Fantastic post. I can relate to this.
My biggest breakthrough as a trader came by forcing myself buy things breaking out with strength on new highs and sell things getting hammered into oblivion, instead of trying to catch support and fade momentum.
I guess I subconsciously felt the market must be "clever" and trying to trick me. I never had a fear of stepping in front of a freight train and it cost me dearly as a new trader. It has been several years since I stopped trying to buy the bottom and sell the top. I saw the markets behavior as the defensive maneuvering of an opponent, rather than just a market doing what markets do, moving places. By forcing myself to try very simple and orthodox trades I overcame my anxiety and began to silence my biases. I learned to calculate risk/reward.

Sometimes I see stupid entries that I used to leap into and am reminded how much more discriminating my trading has become. I trade less and I trade bigger. It feels good to buy a big a chunk at the right spot and know you just made a great trade. I try to read the market like a surfer reads the ocean. Intuitively and with a healthy respect for its power. You can't fight the ocean.

The Financial Philosopher said...

Great post, Dr. Brett. I'm no PhD but I've observed that the human need for safety is directly related to the desire for control and the tendency to "rationalize" everything, which is to categorize and to look for (and find) patterns in everything, whether a real pattern exists or not.

Randomness and uncertainty provokes anxieties, which brings my point back to the need for safety and the desire for control.

If we let go of the desire for control, the need to define and categorize things, and embrace the unknown, much of our anxieties would be greatly diminished or even removed. More importantly, we give ourselves greater capacity to grow.

Thanks for provoking thought this morning...

"Freedom from the desire for an answer is essential to the understanding of a problem." ~ Jiddu Krishnamurti

Brian said...

Hi Dr.
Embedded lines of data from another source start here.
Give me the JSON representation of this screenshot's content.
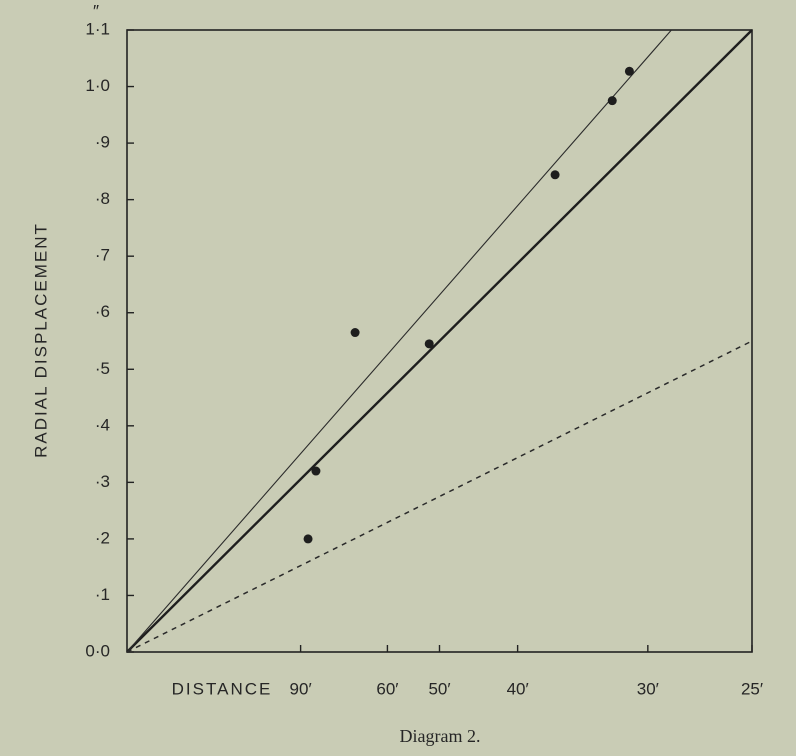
{
  "chart_data": {
    "type": "scatter",
    "title": "Diagram 2.",
    "xlabel": "DISTANCE",
    "ylabel": "RADIAL DISPLACEMENT",
    "y_unit": "″",
    "x_scale": "reciprocal",
    "xlim": [
      null,
      25
    ],
    "ylim": [
      0,
      1.1
    ],
    "xticks": [
      {
        "value": 90,
        "label": "90′"
      },
      {
        "value": 60,
        "label": "60′"
      },
      {
        "value": 50,
        "label": "50′"
      },
      {
        "value": 40,
        "label": "40′"
      },
      {
        "value": 30,
        "label": "30′"
      },
      {
        "value": 25,
        "label": "25′"
      }
    ],
    "yticks": [
      {
        "value": 0,
        "label": "0·0"
      },
      {
        "value": 0.1,
        "label": "·1"
      },
      {
        "value": 0.2,
        "label": "·2"
      },
      {
        "value": 0.3,
        "label": "·3"
      },
      {
        "value": 0.4,
        "label": "·4"
      },
      {
        "value": 0.5,
        "label": "·5"
      },
      {
        "value": 0.6,
        "label": "·6"
      },
      {
        "value": 0.7,
        "label": "·7"
      },
      {
        "value": 0.8,
        "label": "·8"
      },
      {
        "value": 0.9,
        "label": "·9"
      },
      {
        "value": 1.0,
        "label": "1·0"
      },
      {
        "value": 1.1,
        "label": "1·1"
      }
    ],
    "points": {
      "color": "#1e1e1e",
      "x": [
        86.3,
        82.7,
        68.5,
        51.7,
        36.5,
        32.2,
        31.1
      ],
      "values": [
        0.2,
        0.32,
        0.565,
        0.545,
        0.844,
        0.975,
        1.027
      ]
    },
    "lines": [
      {
        "x": [
          25
        ],
        "values": [
          1.1
        ],
        "width": 2.4,
        "dashed": false,
        "color": "#1e1e1e"
      },
      {
        "x": [
          28.7
        ],
        "values": [
          1.1
        ],
        "width": 1.1,
        "dashed": false,
        "color": "#2a2a2a"
      },
      {
        "x": [
          25
        ],
        "values": [
          0.55
        ],
        "width": 1.5,
        "dashed": true,
        "color": "#2a2a2a"
      }
    ]
  }
}
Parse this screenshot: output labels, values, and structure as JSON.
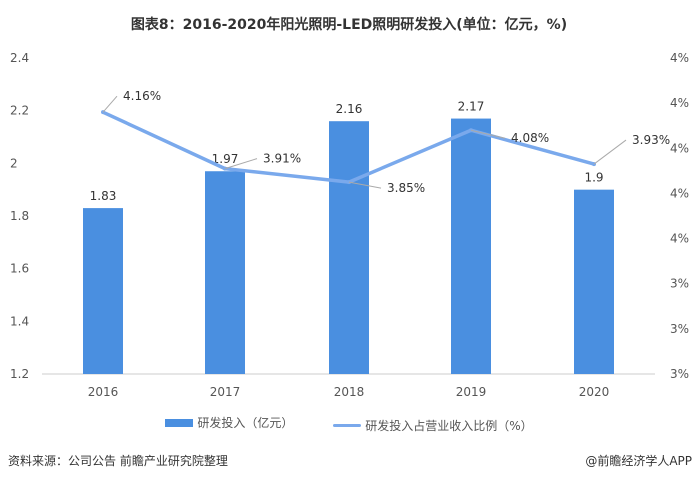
{
  "chart_data": {
    "type": "bar+line",
    "title": "图表8：2016-2020年阳光照明-LED照明研发投入(单位：亿元，%)",
    "categories": [
      "2016",
      "2017",
      "2018",
      "2019",
      "2020"
    ],
    "series": [
      {
        "name": "研发投入（亿元）",
        "type": "bar",
        "axis": "left",
        "values": [
          1.83,
          1.97,
          2.16,
          2.17,
          1.9
        ],
        "labels": [
          "1.83",
          "1.97",
          "2.16",
          "2.17",
          "1.9"
        ],
        "color": "#4a8fe0"
      },
      {
        "name": "研发投入占营业收入比例（%）",
        "type": "line",
        "axis": "right",
        "values": [
          4.16,
          3.91,
          3.85,
          4.08,
          3.93
        ],
        "labels": [
          "4.16%",
          "3.91%",
          "3.85%",
          "4.08%",
          "3.93%"
        ],
        "color": "#7aa9ec"
      }
    ],
    "left_axis": {
      "ylim": [
        1.2,
        2.4
      ],
      "ticks": [
        "1.2",
        "1.4",
        "1.6",
        "1.8",
        "2",
        "2.2",
        "2.4"
      ]
    },
    "right_axis": {
      "ylim": [
        3.0,
        4.4
      ],
      "ticks": [
        "3%",
        "3%",
        "3%",
        "4%",
        "4%",
        "4%",
        "4%",
        "4%"
      ]
    },
    "grid": false,
    "legend": "bottom"
  },
  "footer": {
    "source": "资料来源：公司公告 前瞻产业研究院整理",
    "credit": "@前瞻经济学人APP"
  }
}
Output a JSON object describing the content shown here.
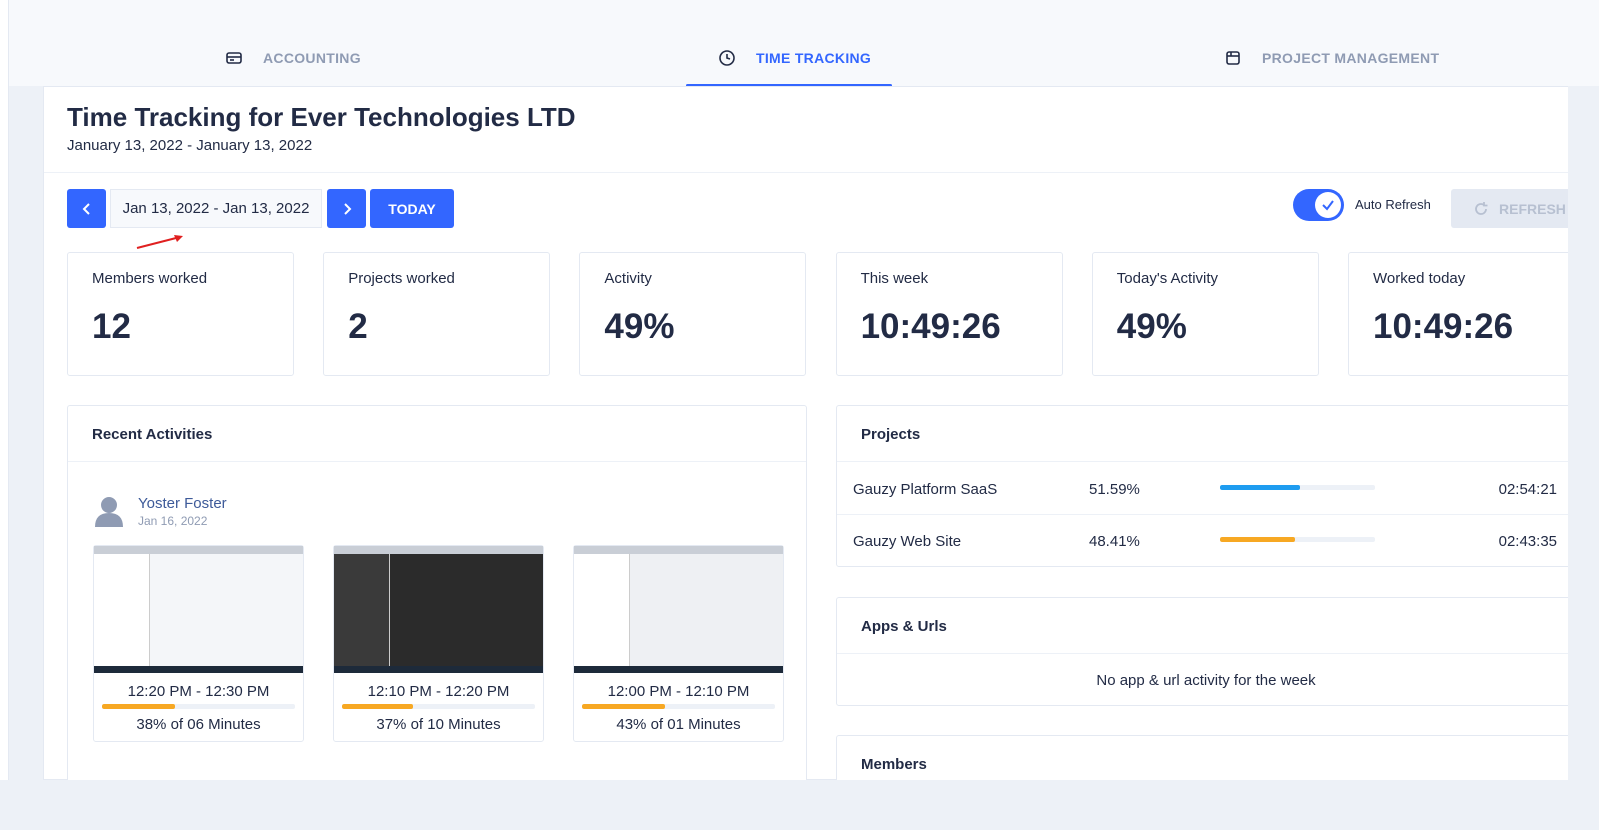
{
  "tabs": [
    {
      "label": "ACCOUNTING",
      "active": false
    },
    {
      "label": "TIME TRACKING",
      "active": true
    },
    {
      "label": "PROJECT MANAGEMENT",
      "active": false
    }
  ],
  "header": {
    "title": "Time Tracking for Ever Technologies LTD",
    "subtitle": "January 13, 2022 - January 13, 2022"
  },
  "toolbar": {
    "date_range": "Jan 13, 2022 - Jan 13, 2022",
    "today": "TODAY",
    "auto_refresh_label": "Auto Refresh",
    "auto_refresh": true,
    "refresh": "REFRESH"
  },
  "stats": [
    {
      "label": "Members worked",
      "value": "12"
    },
    {
      "label": "Projects worked",
      "value": "2"
    },
    {
      "label": "Activity",
      "value": "49%"
    },
    {
      "label": "This week",
      "value": "10:49:26"
    },
    {
      "label": "Today's Activity",
      "value": "49%"
    },
    {
      "label": "Worked today",
      "value": "10:49:26"
    }
  ],
  "recent": {
    "title": "Recent Activities",
    "user": {
      "name": "Yoster Foster",
      "date": "Jan 16, 2022"
    },
    "screenshots": [
      {
        "time": "12:20 PM - 12:30 PM",
        "activity": 38,
        "activity_label": "38% of 06 Minutes"
      },
      {
        "time": "12:10 PM - 12:20 PM",
        "activity": 37,
        "activity_label": "37% of 10 Minutes"
      },
      {
        "time": "12:00 PM - 12:10 PM",
        "activity": 43,
        "activity_label": "43% of 01 Minutes"
      }
    ]
  },
  "projects": {
    "title": "Projects",
    "rows": [
      {
        "name": "Gauzy Platform SaaS",
        "percent": 51.59,
        "percent_label": "51.59%",
        "time": "02:54:21",
        "color": "#1e9cf0"
      },
      {
        "name": "Gauzy Web Site",
        "percent": 48.41,
        "percent_label": "48.41%",
        "time": "02:43:35",
        "color": "#f7a823"
      }
    ]
  },
  "apps": {
    "title": "Apps & Urls",
    "empty": "No app & url activity for the week"
  },
  "members": {
    "title": "Members"
  }
}
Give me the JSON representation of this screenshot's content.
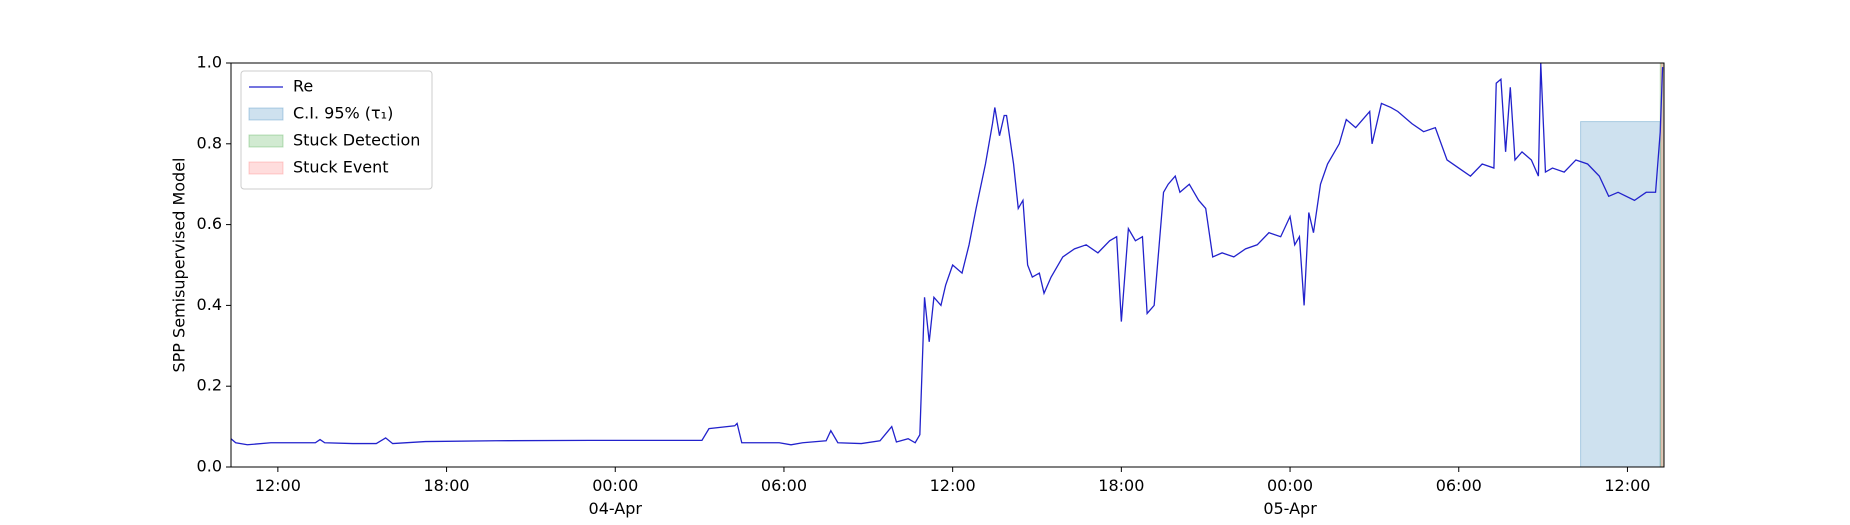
{
  "chart_data": {
    "type": "line",
    "ylabel": "SPP Semisupervised Model",
    "xlim": [
      "1900-04-03 10:20",
      "1900-04-05 13:18"
    ],
    "xticks": [
      {
        "value": "1900-04-03 12:00",
        "label": "12:00"
      },
      {
        "value": "1900-04-03 18:00",
        "label": "18:00"
      },
      {
        "value": "1900-04-04 00:00",
        "label": "00:00\n04-Apr\n1900"
      },
      {
        "value": "1900-04-04 06:00",
        "label": "06:00"
      },
      {
        "value": "1900-04-04 12:00",
        "label": "12:00"
      },
      {
        "value": "1900-04-04 18:00",
        "label": "18:00"
      },
      {
        "value": "1900-04-05 00:00",
        "label": "00:00\n05-Apr"
      },
      {
        "value": "1900-04-05 06:00",
        "label": "06:00"
      },
      {
        "value": "1900-04-05 12:00",
        "label": "12:00"
      }
    ],
    "ylim": [
      0,
      1
    ],
    "yticks": [
      {
        "value": 0,
        "label": "0.0"
      },
      0.2,
      0.4,
      0.6,
      0.8,
      {
        "value": 1,
        "label": "1.0"
      }
    ],
    "grid": false,
    "legend": "upper left",
    "x": [
      "1900-04-03 10:20",
      "1900-04-03 10:30",
      "1900-04-03 10:55",
      "1900-04-03 11:45",
      "1900-04-03 13:20",
      "1900-04-03 13:30",
      "1900-04-03 13:40",
      "1900-04-03 14:40",
      "1900-04-03 15:30",
      "1900-04-03 15:50",
      "1900-04-03 16:05",
      "1900-04-03 17:15",
      "1900-04-03 19:45",
      "1900-04-03 23:05",
      "1900-04-04 03:05",
      "1900-04-04 03:20",
      "1900-04-04 04:15",
      "1900-04-04 04:20",
      "1900-04-04 04:30",
      "1900-04-04 05:00",
      "1900-04-04 05:50",
      "1900-04-04 06:15",
      "1900-04-04 06:40",
      "1900-04-04 07:30",
      "1900-04-04 07:40",
      "1900-04-04 07:55",
      "1900-04-04 08:45",
      "1900-04-04 09:25",
      "1900-04-04 09:50",
      "1900-04-04 10:00",
      "1900-04-04 10:25",
      "1900-04-04 10:40",
      "1900-04-04 10:50",
      "1900-04-04 11:00",
      "1900-04-04 11:10",
      "1900-04-04 11:20",
      "1900-04-04 11:35",
      "1900-04-04 11:45",
      "1900-04-04 12:00",
      "1900-04-04 12:20",
      "1900-04-04 12:35",
      "1900-04-04 12:50",
      "1900-04-04 13:10",
      "1900-04-04 13:25",
      "1900-04-04 13:30",
      "1900-04-04 13:40",
      "1900-04-04 13:50",
      "1900-04-04 13:55",
      "1900-04-04 14:10",
      "1900-04-04 14:20",
      "1900-04-04 14:30",
      "1900-04-04 14:40",
      "1900-04-04 14:50",
      "1900-04-04 15:05",
      "1900-04-04 15:15",
      "1900-04-04 15:30",
      "1900-04-04 15:55",
      "1900-04-04 16:20",
      "1900-04-04 16:45",
      "1900-04-04 17:10",
      "1900-04-04 17:35",
      "1900-04-04 17:50",
      "1900-04-04 18:00",
      "1900-04-04 18:15",
      "1900-04-04 18:30",
      "1900-04-04 18:45",
      "1900-04-04 18:55",
      "1900-04-04 19:10",
      "1900-04-04 19:30",
      "1900-04-04 19:40",
      "1900-04-04 19:55",
      "1900-04-04 20:05",
      "1900-04-04 20:25",
      "1900-04-04 20:45",
      "1900-04-04 21:00",
      "1900-04-04 21:15",
      "1900-04-04 21:35",
      "1900-04-04 22:00",
      "1900-04-04 22:25",
      "1900-04-04 22:50",
      "1900-04-04 23:15",
      "1900-04-04 23:40",
      "1900-04-05 00:00",
      "1900-04-05 00:10",
      "1900-04-05 00:20",
      "1900-04-05 00:30",
      "1900-04-05 00:40",
      "1900-04-05 00:50",
      "1900-04-05 01:05",
      "1900-04-05 01:20",
      "1900-04-05 01:45",
      "1900-04-05 02:00",
      "1900-04-05 02:20",
      "1900-04-05 02:35",
      "1900-04-05 02:50",
      "1900-04-05 02:55",
      "1900-04-05 03:15",
      "1900-04-05 03:35",
      "1900-04-05 03:50",
      "1900-04-05 04:20",
      "1900-04-05 04:45",
      "1900-04-05 05:10",
      "1900-04-05 05:35",
      "1900-04-05 06:00",
      "1900-04-05 06:25",
      "1900-04-05 06:50",
      "1900-04-05 07:15",
      "1900-04-05 07:20",
      "1900-04-05 07:30",
      "1900-04-05 07:40",
      "1900-04-05 07:50",
      "1900-04-05 08:00",
      "1900-04-05 08:15",
      "1900-04-05 08:35",
      "1900-04-05 08:50",
      "1900-04-05 08:55",
      "1900-04-05 09:05",
      "1900-04-05 09:20",
      "1900-04-05 09:45",
      "1900-04-05 10:10",
      "1900-04-05 10:35",
      "1900-04-05 11:00",
      "1900-04-05 11:20",
      "1900-04-05 11:40",
      "1900-04-05 12:15",
      "1900-04-05 12:40",
      "1900-04-05 13:00",
      "1900-04-05 13:10",
      "1900-04-05 13:15"
    ],
    "series": [
      {
        "name": "Re",
        "color": "#2222cc",
        "values": [
          0.07,
          0.06,
          0.055,
          0.06,
          0.06,
          0.068,
          0.06,
          0.058,
          0.058,
          0.072,
          0.058,
          0.063,
          0.065,
          0.066,
          0.066,
          0.095,
          0.102,
          0.108,
          0.06,
          0.06,
          0.06,
          0.055,
          0.06,
          0.065,
          0.09,
          0.06,
          0.058,
          0.065,
          0.1,
          0.062,
          0.07,
          0.06,
          0.08,
          0.42,
          0.31,
          0.42,
          0.4,
          0.45,
          0.5,
          0.48,
          0.55,
          0.64,
          0.75,
          0.85,
          0.89,
          0.82,
          0.87,
          0.87,
          0.75,
          0.64,
          0.66,
          0.5,
          0.47,
          0.48,
          0.43,
          0.47,
          0.52,
          0.54,
          0.55,
          0.53,
          0.56,
          0.57,
          0.36,
          0.59,
          0.56,
          0.57,
          0.38,
          0.4,
          0.68,
          0.7,
          0.72,
          0.68,
          0.7,
          0.66,
          0.64,
          0.52,
          0.53,
          0.52,
          0.54,
          0.55,
          0.58,
          0.57,
          0.62,
          0.55,
          0.57,
          0.4,
          0.63,
          0.58,
          0.7,
          0.75,
          0.8,
          0.86,
          0.84,
          0.86,
          0.88,
          0.8,
          0.9,
          0.89,
          0.88,
          0.85,
          0.83,
          0.84,
          0.76,
          0.74,
          0.72,
          0.75,
          0.74,
          0.95,
          0.96,
          0.78,
          0.94,
          0.76,
          0.78,
          0.76,
          0.72,
          1.0,
          0.73,
          0.74,
          0.73,
          0.76,
          0.75,
          0.72,
          0.67,
          0.68,
          0.66,
          0.68,
          0.68,
          0.83,
          0.99
        ]
      }
    ],
    "spans": [
      {
        "name": "Stuck Detection",
        "color": "#2ca02c",
        "start": "1900-04-05 13:10",
        "end": "1900-04-05 13:18",
        "ymax": 1
      },
      {
        "name": "C.I. 95% (τ₁)",
        "color": "#1f77b4",
        "start": "1900-04-05 10:20",
        "end": "1900-04-05 13:10",
        "ymax": 0.855
      },
      {
        "name": "Stuck Event",
        "color": "#ff6666",
        "start": "1900-04-05 13:12",
        "end": "1900-04-05 13:18",
        "ymax": 1
      }
    ]
  }
}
Brett,

My first post here.

I have found your site very valuable in the psychology of trading, something I've overlooked for too long. In addition, your analysis of NYSE TICK has been invaluable as another indicator in my options trading.

Also, I'm thrilled you are a Jayhawk! I have 2 sons at KU, a senior in Biochemistry and another freshman just trying to find his way.

Thanks for your time and insights, a great site.


Dakota7 said...

thanks for saving Mali. Glasd to see that you don't think you're too important or too busy to help the weak and innocent. We do that as often as we can. We don't expect thanks, just a friendly purr once in awhile.